Inzwischen bildeten meine und Wielands Arbeiter mit mir einen Halbkreis um die beiden. Keiner sagte ein Wort. Ich schaute mit großen Augen zu Dolores und den anderen, die ich seit den letzten Wochen zumindest vom Sehen kannte, aber alle blickten mit dem selben fragenden Ausdruck zurück. Die Stimmung war äußerst gedrückt und in der sirrenden Sonne hörte man nur das Kratzen der Kellen und das Klopfen der Hände von Senff und Plankenreiter. Die eigentlich naheliegende Landstraße lag dagegen in auffallender Stille. Am äußersten Rand des Halbkreises stand Wielands Baggerfahrer Frank. Leise fing er an, einen Arbeiter Wielands anzuflüstern: „Wo war ich stehengeblieben? Achja, bei der Western Train. Ja, das ist ein richtiges Wohnmobil, nicht nur son Bulli mit Auflieger. Drinnen habe ich Flugzeugteppich ausgelegt. Top, kann ich nur sagen. Da kannste verschütten, waste willst, da kriste keine Flecken rein!“
Unwillkürlich sah ich in seine Richtung.
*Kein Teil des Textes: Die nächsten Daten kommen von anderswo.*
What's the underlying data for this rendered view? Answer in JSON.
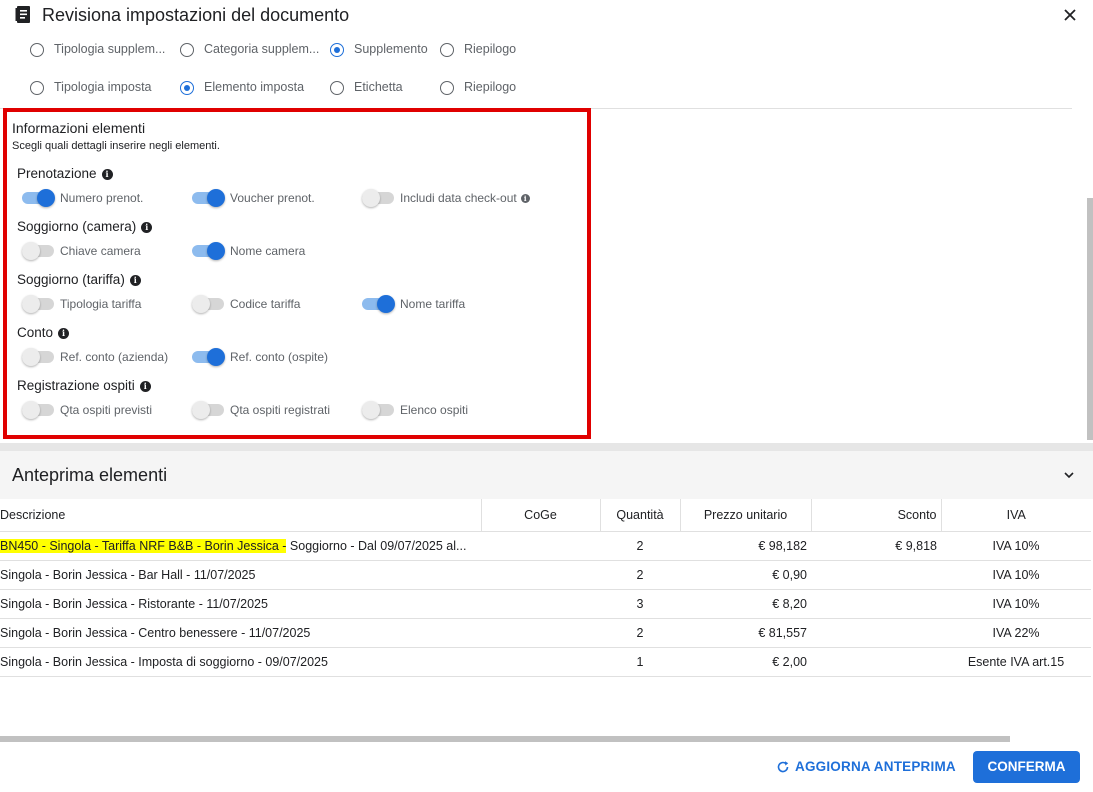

Obwohl ich es gar nicht beabsichtigt hatte, schien er zu denken, dass es mir lieber wäre, wenn er still bliebe. Schlagartig hielt er inne, schaute mich staunend an und schwieg. Kurz darauf steckte er seine Hände in die Hosentaschen seines Blaumanns und stiefelte langsam zu seinem Bagger, an dem er dann herumbastelte.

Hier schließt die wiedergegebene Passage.